The full-length caspase-12 protein has been proposed to reduce pro-inflammatory cytokine production through inhibition of caspase-1 mediated activation of IL-1β [3]. To test this hypothesis, we measured cytokine responses to P. falciparum-infected erythrocytes by PBMCs from healthy and parasitaemic African volunteers. Although IL-1β production was too weak to draw meaningful conclusions, we were able to measure robust IFN-γ responses. IFN-γ is induced downstream of IL-18, which itself requires activation by caspase-1 in a manner similar to IL-1β [25, 26]. Remarkably, IFN-γ production in caspase-12 S/L-heterozygotes tended to be stronger than in S/S individuals. However, S/L donors also elicited stronger anti-inflammatory IL-10 responses than S/S homozygotes and, overall, the IFN-γ/IL-10 ratio was lower in heterozygotes. For diseases in which inflammation contributes significantly to pathology, as is the case for various presentations of severe malaria [27], a relatively stronger anti-inflammatory balance may actually provide a survival advantage. IL-10 production has been shown to reduce susceptibility to severe malaria in animal models [28, 29], but in humans the role of IL-10 is less well established. Clinical and post-mortem studies have shown elevated levels of both pro-inflammatory cytokines and IL-10 in most forms of severe malaria [30-32]. However, the ratios of pro-inflammatory cytokines (IFN-γ, TNF-α, IL-6) to IL-10 are usually increased in severe malaria patients [30, 31, 33, 34], suggesting that enhanced anti-inflammatory responses protect against severe manifestations of malaria. In particular, high IL-10 levels appear to attenuate severe anaemia [33, 35]. It remains unclear however, by what pathway a full-length caspase-12 might lead to stronger IL-10 production.

Finally, the association observed between maternal caspase-12 genotype and infant perinatal mortality risk, although potentially coincidental, remains intriguing. This effect could not be ascribed to malaria, or to other infections specifically. Rather, perinatal death was associated with LBW and complicated labour requiring caesarean section, possibly implying a role of caspase-12 in the physiology of pregnancy. Nevertheless, this finding may represent a balanced evolutionary force acting on caspase-12 alleles. Bearing in mind sampling error, the observed relative selection against both homozygote states predicts an equilibrium frequency of the L-allele of 2.7/(2.7 + 14.3) = 0.16 by standard population genetics theory, which remarkably similar to the observed frequency of 0.11 in this population. This alone, of course, could not explain the disappearance of the L-allele in Europe and Asia, which would then presumably be due to the superimposed effects of other infections on those continents (e.g. plague, influenza).

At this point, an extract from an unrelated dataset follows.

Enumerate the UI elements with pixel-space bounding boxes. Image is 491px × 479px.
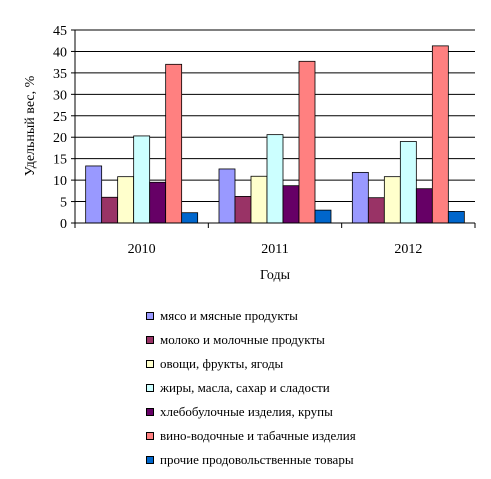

In summary, we aimed to investigate the evolutionary pressures that maintain a full-length caspase-12 allele on the African continent, with an emphasis on malaria infection. No major effects of the caspase-12 genotype on clinical or parasitological parameters were apparent, although functional studies assessing cytokine stimulation by P. falciparum-infected erythrocytes showed a slightly more anti-inflammatory profile in the presence of functional caspase-12. These data, obtained in cross-sectional settings, should be followed by larger prospective studies, in order to fully understand the impact of caspase-12 polymorphisms on malaria. Coincidentally, we found indications of an effect of the caspase-12 genotype on perinatal mortality, which could itself represent an important selective pressure. Alternatively, genetic drift or other (parasitic) infections that could have led to the balanced evolution of caspase-12 in Africa should be considered.

Acknowledgments

We are grateful to the participants in all three studies in Cameroon, Ghana and Mali for their time, cooperation and enthusiasm. We thank the members of the three study teams involved in sample collecting, for their collaboration.

Disclosure. None of the authors has any conflict of interest to disclose.

Financial support. This work was supported by an FP6 European Network of Excellence (BioMalPar) fellowship (to MBBM) and a Vici grant from the Netherlands Organisation for Scientific Research (to MGN).